Aku menggenggam buku yang tadi kudapatkan dengan erat, seolah benda itu bisa memberikan petunjuk lebih jauh tentang apa yang sedang terjadi. Buku itu berat, dan semakin aku memikirkan kata-kata yang terukir di halaman pertama, semakin aku merasa semakin terjebak dalam labirin tak berujung. "Kebenaran itu ada dalam bayangan. Temukan siapa yang mengendalikannya, dan kau akan menemukan dirimu." Tapi siapa yang mengendalikan bayangan itu? Dan apa yang akan terjadi setelah aku menemukannya?
Mika masih berdiri di depanku, wajahnya semakin tampak penuh penyesalan. Namun, dia tidak berkata apa-apa. Seperti ada sesuatu yang menghalangi kata-kata keluar dari bibirnya. Aku merasa ada jarak yang semakin lebar antara kami, sebuah jurang yang tidak bisa dijembatani oleh kepercayaan lagi.

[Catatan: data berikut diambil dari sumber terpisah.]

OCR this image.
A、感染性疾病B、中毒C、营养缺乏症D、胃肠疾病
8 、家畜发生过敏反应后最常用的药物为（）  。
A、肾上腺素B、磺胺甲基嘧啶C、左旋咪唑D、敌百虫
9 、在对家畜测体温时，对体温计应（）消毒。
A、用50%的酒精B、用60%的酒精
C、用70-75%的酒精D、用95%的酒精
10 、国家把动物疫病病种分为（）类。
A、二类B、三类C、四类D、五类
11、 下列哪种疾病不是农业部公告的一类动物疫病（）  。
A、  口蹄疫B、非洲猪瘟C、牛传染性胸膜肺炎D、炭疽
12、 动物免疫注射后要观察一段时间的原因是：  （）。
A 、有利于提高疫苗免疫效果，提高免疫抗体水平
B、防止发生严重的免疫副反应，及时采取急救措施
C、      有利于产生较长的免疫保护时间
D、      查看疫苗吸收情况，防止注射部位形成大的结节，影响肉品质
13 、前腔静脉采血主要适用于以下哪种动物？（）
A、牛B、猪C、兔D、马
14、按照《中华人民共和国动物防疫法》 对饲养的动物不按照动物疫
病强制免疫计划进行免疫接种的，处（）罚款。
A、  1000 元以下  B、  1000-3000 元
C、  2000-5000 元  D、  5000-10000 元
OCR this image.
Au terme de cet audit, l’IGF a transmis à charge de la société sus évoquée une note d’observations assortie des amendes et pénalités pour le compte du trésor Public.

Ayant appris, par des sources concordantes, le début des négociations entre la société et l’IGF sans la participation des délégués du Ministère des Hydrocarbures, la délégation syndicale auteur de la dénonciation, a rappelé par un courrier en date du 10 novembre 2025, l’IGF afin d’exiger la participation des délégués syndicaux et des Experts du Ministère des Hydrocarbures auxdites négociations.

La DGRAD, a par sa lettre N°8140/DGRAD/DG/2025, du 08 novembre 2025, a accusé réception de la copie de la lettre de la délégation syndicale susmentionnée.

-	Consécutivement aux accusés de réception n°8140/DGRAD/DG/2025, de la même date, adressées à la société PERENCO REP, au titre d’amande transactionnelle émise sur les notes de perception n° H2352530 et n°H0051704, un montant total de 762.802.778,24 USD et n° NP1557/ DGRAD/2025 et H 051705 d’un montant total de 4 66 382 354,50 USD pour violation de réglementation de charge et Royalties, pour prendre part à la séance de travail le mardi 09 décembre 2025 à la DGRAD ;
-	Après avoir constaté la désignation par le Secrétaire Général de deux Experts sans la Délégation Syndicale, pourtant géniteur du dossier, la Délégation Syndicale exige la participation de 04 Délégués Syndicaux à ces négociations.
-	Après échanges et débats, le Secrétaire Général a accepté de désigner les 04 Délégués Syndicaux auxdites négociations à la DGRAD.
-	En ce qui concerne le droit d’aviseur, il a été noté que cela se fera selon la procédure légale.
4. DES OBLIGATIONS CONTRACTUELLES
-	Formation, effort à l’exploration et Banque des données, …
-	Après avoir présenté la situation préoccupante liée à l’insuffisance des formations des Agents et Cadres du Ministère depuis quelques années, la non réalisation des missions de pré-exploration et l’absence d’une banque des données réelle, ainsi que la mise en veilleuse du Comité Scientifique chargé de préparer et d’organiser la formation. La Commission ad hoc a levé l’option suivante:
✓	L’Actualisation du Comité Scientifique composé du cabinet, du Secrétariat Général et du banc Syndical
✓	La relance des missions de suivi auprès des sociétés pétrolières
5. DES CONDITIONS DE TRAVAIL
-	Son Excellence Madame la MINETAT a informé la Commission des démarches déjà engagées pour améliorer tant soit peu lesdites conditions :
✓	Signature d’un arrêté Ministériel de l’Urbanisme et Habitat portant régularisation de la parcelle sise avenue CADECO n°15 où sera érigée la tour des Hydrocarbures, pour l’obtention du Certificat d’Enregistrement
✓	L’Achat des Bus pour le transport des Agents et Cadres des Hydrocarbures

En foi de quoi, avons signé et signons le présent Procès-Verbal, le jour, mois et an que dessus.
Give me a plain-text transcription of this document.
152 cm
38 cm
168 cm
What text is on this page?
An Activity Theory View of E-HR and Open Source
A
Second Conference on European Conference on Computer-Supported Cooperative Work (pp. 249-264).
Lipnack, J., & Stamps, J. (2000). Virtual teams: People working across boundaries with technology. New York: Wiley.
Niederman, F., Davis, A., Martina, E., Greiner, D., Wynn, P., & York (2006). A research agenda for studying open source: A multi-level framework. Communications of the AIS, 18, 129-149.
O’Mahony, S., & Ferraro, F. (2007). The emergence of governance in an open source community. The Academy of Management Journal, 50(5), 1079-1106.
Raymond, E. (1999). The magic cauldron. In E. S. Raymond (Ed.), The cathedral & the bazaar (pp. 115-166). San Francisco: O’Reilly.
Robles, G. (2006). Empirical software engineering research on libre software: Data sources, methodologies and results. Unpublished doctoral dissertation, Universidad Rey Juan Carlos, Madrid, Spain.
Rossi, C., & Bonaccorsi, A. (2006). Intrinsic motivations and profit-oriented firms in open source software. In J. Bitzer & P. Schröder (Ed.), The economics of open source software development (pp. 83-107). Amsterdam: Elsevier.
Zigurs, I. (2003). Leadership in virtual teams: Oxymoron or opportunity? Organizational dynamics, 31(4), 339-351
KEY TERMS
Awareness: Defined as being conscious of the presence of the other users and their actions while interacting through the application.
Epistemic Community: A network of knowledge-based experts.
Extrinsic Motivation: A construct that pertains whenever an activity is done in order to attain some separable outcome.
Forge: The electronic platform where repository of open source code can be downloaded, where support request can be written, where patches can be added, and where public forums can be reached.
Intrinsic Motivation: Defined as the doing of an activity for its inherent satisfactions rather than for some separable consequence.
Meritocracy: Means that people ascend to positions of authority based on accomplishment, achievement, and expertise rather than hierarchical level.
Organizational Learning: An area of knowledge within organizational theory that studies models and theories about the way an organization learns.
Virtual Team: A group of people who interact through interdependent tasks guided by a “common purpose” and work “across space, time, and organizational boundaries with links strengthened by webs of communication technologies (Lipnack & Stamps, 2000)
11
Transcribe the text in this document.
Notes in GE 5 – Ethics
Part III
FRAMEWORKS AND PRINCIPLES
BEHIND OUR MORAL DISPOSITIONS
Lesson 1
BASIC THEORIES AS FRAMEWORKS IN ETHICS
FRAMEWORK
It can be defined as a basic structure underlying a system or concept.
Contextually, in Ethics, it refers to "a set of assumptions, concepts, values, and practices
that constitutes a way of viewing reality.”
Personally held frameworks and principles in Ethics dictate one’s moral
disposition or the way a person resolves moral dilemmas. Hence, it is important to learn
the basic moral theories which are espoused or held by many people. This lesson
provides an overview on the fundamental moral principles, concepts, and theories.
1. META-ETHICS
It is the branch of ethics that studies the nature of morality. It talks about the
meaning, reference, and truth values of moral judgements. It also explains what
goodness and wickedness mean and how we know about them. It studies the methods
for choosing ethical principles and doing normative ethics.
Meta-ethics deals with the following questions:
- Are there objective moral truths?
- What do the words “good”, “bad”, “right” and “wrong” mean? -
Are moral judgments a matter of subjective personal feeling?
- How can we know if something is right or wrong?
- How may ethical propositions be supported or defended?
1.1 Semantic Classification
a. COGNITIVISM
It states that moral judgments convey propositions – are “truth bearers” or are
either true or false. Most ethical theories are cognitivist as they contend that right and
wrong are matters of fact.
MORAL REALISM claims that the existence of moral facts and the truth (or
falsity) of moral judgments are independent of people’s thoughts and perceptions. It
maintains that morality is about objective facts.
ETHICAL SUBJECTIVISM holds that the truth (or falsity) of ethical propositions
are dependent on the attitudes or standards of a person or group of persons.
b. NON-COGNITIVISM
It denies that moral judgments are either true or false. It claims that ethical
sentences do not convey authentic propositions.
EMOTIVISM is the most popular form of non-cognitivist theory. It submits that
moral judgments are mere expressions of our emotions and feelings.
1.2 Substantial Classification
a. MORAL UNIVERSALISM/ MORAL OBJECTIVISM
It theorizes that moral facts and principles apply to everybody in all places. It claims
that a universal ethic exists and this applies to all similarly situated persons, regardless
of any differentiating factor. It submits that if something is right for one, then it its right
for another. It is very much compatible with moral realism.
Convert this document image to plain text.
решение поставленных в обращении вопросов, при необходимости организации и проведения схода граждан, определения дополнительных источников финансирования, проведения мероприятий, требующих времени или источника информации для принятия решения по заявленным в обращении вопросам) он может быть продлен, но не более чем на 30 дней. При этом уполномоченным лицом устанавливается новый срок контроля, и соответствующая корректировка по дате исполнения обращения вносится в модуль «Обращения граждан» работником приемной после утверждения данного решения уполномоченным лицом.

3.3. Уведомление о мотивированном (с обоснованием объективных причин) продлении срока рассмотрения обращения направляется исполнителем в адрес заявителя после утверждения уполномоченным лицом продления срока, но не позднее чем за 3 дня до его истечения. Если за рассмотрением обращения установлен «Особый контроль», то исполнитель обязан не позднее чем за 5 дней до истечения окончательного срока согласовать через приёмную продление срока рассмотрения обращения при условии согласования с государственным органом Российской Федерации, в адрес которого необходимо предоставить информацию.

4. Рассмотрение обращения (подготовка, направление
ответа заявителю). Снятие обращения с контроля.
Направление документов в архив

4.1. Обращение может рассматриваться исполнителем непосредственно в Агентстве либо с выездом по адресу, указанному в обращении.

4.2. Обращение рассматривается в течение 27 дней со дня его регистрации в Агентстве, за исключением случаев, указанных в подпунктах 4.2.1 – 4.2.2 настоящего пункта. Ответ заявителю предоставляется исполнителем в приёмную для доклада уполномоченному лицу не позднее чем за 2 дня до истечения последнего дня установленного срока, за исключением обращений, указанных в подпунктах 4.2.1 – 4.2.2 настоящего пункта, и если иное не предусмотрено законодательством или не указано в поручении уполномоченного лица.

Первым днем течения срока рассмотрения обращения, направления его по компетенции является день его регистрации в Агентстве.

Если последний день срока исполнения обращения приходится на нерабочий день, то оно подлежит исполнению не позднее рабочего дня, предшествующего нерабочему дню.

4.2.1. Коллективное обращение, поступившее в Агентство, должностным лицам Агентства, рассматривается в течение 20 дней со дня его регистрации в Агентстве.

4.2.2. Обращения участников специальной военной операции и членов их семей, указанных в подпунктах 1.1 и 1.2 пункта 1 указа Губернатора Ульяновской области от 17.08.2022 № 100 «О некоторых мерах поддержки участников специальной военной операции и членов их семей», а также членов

"Mika, kenapa kau tidak bisa memberi jawaban yang jelas?" tanyaku, suaraku mulai bergetar. "Apa yang harus aku lakukan? Apa yang harus aku temukan? Aku tidak bisa hidup dalam ketidakpastian ini."
Mika menarik napas panjang. "Nara, kadang-kadang, kita tidak siap untuk melihat kebenaran. Kebenaran itu bisa menyakitkan, lebih dari yang kau bayangkan."
"Apa maksudmu?" aku hampir tidak bisa menahan rasa frustrasiku. "Aku hanya ingin tahu siapa aku sebenarnya, apa yang terjadi, dan kenapa aku merasa seperti semuanya ini bukan kenyataan."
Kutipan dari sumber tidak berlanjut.